Abstract

Trace gas measurements pertinent to understanding the transport and photochemical formation of O 3 were made at a surface site in rural Georgia as part of the Southern Oxidant Study during the summer of 1991. It was found that there was a strong correlation between O 3 and the oxidation products of NO x : O 3 (ppb) = 27 + 11.4 (NO y (ppb) − NO x (ppb)), r 2 = 0.78. This fit is similar to that observed at other rural sites in eastern North America and indicates a nominal background O 3 level of 27 ppb; values higher than 27 ppb are due to photochemical production in the recent past, which varied from near zero to ≈50 ppb. The origin of the O 3 above background was investigated by using a free radical budget equation to calculate an in situ O 3 production rate in terms of measured concentrations of NO and free radical precursors (O 3 , HCHO, peroxides, and other carbonyls). A comparison of observed and predicted diurnal trends in O 3 indicates significant O 3 production in the afternoon at a time when O 3 concentration is either steady or decreasing. The afternoon near‐surface layer is thereby a source region for O 3 which can be exported.
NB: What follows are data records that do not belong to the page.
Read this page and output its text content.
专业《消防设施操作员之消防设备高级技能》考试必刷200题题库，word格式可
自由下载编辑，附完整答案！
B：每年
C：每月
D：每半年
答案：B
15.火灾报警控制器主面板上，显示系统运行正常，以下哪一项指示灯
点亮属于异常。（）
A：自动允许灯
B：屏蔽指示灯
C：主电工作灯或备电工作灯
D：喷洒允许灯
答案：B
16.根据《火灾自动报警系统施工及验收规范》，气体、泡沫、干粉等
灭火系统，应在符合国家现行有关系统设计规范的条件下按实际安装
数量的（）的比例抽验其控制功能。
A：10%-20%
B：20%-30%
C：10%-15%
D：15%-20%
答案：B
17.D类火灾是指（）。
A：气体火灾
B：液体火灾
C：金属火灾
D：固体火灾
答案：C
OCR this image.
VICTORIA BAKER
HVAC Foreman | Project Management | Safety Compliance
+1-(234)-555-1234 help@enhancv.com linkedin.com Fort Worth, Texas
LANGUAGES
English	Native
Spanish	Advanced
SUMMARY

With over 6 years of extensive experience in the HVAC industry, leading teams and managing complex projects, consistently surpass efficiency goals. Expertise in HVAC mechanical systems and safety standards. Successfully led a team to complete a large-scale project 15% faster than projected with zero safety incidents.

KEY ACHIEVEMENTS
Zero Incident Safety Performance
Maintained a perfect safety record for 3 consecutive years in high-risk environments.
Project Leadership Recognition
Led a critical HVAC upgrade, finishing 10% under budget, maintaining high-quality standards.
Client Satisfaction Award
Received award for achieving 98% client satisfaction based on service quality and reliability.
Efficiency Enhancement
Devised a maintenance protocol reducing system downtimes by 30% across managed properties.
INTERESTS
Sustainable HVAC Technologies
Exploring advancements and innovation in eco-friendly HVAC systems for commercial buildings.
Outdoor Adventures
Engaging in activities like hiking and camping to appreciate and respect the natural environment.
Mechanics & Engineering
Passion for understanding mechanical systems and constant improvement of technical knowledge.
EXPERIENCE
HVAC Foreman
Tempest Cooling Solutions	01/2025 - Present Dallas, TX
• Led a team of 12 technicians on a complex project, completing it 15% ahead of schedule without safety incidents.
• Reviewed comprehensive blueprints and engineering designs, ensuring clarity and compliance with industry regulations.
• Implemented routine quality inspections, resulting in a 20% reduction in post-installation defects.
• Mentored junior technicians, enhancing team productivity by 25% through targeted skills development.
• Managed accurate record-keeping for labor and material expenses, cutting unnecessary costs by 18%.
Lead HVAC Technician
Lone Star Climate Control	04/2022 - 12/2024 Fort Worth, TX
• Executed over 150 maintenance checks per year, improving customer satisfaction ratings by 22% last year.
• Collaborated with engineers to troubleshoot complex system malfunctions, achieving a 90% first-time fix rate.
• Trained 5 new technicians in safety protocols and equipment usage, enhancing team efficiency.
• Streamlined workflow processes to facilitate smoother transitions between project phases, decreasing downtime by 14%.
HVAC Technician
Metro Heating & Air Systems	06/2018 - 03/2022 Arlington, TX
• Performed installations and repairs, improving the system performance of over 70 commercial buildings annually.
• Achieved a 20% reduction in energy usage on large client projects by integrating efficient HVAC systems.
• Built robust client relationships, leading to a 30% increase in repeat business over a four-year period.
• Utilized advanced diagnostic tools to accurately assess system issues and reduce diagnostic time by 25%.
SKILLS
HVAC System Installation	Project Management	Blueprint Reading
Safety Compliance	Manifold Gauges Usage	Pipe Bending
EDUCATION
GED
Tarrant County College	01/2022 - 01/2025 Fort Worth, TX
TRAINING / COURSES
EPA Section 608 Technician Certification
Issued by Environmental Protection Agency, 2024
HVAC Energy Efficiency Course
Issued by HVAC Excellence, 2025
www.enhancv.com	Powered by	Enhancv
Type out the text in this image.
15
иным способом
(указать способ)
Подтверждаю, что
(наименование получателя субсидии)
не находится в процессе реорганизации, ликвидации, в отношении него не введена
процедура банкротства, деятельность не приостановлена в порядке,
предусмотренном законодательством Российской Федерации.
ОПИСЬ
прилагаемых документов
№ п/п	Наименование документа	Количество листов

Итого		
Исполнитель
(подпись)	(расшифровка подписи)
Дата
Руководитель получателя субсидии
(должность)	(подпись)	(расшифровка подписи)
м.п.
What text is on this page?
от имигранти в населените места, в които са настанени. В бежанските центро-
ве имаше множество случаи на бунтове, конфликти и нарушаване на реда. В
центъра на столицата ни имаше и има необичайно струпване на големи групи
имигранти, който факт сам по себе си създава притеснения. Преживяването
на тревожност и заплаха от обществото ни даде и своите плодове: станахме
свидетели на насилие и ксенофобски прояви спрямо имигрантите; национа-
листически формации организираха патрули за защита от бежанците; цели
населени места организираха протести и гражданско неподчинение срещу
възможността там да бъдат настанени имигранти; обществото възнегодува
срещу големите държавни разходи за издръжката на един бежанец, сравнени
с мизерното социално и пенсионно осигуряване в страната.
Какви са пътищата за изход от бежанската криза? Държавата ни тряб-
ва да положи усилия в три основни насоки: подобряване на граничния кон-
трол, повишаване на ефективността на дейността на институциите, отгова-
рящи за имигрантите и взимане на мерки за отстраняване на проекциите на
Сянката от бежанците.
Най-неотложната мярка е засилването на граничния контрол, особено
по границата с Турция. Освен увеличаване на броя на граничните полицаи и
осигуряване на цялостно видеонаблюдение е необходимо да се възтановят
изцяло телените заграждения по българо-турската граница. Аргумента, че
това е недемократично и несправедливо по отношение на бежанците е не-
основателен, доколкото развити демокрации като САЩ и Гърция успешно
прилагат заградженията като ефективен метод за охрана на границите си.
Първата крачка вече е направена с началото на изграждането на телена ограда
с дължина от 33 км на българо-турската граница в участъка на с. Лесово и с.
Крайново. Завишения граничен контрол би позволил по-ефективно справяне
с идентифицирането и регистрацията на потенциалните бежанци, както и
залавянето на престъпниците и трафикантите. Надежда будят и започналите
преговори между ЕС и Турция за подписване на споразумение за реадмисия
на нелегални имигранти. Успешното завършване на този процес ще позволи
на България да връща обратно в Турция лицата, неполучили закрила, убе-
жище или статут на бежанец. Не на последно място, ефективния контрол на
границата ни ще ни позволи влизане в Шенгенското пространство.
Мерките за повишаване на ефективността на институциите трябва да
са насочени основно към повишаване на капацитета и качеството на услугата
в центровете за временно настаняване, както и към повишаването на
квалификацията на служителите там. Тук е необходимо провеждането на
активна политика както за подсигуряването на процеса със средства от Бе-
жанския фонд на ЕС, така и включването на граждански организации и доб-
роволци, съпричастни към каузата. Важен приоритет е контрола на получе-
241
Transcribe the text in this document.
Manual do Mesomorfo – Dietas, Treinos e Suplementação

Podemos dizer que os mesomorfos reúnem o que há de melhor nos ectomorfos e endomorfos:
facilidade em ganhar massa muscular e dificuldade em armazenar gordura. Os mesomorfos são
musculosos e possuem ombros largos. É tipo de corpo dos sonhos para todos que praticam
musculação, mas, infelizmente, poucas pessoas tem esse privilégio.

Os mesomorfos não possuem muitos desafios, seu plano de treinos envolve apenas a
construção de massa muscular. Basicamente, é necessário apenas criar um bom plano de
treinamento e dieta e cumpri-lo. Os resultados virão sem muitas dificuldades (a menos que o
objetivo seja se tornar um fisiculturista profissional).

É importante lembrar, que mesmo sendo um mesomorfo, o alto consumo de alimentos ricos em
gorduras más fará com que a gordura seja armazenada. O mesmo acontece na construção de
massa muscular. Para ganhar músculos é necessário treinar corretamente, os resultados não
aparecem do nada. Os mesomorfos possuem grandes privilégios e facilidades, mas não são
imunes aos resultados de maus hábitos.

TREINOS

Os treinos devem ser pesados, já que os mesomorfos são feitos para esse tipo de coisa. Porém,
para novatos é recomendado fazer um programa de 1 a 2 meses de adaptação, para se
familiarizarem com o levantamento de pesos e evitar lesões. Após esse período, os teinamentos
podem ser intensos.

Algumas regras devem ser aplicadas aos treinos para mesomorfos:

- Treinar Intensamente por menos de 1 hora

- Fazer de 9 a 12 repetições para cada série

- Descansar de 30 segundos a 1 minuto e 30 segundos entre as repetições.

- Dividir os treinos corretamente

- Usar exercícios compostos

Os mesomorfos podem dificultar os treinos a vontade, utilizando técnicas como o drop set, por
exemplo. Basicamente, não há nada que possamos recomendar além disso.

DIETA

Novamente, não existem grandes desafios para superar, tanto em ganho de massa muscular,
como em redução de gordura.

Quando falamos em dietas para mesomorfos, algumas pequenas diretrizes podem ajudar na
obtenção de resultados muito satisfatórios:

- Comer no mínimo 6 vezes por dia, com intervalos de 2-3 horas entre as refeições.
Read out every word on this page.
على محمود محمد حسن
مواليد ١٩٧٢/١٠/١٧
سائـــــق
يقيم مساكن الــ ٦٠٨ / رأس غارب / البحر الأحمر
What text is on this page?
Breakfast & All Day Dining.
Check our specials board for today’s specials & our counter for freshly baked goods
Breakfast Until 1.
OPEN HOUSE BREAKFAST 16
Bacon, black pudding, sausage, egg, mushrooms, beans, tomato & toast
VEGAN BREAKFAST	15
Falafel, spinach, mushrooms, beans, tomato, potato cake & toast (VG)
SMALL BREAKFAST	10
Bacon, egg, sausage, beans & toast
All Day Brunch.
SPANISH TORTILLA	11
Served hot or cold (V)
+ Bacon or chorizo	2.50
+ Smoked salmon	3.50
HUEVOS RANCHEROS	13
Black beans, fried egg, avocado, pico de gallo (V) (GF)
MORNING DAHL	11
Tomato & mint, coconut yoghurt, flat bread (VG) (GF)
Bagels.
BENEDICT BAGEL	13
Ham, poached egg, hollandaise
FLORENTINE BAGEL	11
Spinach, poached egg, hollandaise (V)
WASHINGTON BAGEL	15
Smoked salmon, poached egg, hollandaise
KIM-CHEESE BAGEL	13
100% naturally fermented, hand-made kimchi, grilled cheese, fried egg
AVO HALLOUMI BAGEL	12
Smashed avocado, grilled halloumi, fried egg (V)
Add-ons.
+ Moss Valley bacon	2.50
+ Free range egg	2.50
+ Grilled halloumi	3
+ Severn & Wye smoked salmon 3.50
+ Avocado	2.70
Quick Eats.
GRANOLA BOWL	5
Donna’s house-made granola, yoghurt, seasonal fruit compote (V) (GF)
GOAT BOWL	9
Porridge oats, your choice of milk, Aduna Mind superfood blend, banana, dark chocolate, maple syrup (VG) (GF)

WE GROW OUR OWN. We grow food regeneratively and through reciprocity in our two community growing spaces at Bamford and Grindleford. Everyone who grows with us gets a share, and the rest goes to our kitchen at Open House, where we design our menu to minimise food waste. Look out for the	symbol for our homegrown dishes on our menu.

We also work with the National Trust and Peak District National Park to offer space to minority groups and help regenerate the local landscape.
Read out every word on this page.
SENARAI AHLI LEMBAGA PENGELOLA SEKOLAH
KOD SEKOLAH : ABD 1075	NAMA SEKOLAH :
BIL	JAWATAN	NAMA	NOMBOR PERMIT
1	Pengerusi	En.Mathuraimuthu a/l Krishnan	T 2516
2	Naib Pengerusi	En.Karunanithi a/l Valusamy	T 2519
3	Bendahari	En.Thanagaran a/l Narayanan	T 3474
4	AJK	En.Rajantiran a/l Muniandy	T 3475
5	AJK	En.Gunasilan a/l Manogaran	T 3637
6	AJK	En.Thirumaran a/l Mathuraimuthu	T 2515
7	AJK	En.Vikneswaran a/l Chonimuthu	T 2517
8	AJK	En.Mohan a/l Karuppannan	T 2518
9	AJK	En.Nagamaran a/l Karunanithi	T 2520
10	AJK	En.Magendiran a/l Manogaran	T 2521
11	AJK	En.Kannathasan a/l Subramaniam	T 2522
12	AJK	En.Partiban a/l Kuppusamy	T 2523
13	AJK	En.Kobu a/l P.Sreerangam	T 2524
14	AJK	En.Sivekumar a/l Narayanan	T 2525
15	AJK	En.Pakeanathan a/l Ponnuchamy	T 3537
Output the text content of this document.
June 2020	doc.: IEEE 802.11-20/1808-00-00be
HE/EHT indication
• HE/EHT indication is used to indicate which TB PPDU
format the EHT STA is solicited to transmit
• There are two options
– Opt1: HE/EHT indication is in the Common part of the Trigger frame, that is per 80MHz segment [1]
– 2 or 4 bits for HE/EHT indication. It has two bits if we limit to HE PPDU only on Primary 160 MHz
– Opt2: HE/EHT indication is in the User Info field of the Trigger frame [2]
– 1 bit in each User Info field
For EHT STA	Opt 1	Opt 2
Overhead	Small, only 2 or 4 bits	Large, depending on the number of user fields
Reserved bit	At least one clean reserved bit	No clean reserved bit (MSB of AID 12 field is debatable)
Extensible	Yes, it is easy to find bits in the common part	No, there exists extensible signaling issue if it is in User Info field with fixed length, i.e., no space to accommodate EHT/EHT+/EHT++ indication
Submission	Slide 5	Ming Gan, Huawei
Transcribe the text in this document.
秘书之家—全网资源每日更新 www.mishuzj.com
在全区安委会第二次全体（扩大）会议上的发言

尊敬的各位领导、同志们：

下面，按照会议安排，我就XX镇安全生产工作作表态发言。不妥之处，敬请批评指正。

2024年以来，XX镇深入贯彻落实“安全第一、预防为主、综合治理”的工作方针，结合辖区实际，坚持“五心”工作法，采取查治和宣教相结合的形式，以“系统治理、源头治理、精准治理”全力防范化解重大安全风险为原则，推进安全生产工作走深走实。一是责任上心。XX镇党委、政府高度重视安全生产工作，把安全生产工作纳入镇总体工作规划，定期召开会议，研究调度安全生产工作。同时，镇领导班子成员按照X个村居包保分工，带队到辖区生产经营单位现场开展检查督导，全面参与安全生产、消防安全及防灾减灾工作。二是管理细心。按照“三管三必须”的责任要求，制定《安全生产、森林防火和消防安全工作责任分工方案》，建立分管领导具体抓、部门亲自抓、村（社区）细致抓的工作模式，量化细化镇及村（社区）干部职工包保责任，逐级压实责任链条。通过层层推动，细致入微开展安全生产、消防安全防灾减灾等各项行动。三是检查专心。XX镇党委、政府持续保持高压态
In situ production accounts for approximately one half of the morning increase in O 3 concentration on days with high O 3 ; the remainder is due to entrainment of dirty air aloft by the growing convective boundary layer. Additional evidence for the role of vertical transport in controlling the hour‐to‐hour changes in O 3 is found in the diurnal cycles of SO 2 and HNO 3 which also have rapid increases in the morning. The day‐to‐day variability of O 3 was investigated using a back trajectory model. NO y concentration at the measurement site could be reasonably accounted for by considering NO x emission sources located within 1‐day transport distance. In as much as there is a strong correlation between O 3 and NO y , the coincidence between trajectory location and NO x emission sources appears to be an important factor influencing midday O 3 concentration. Hydrocarbon measurements are consistent with NO x being the limiting factor for formation of O 3 .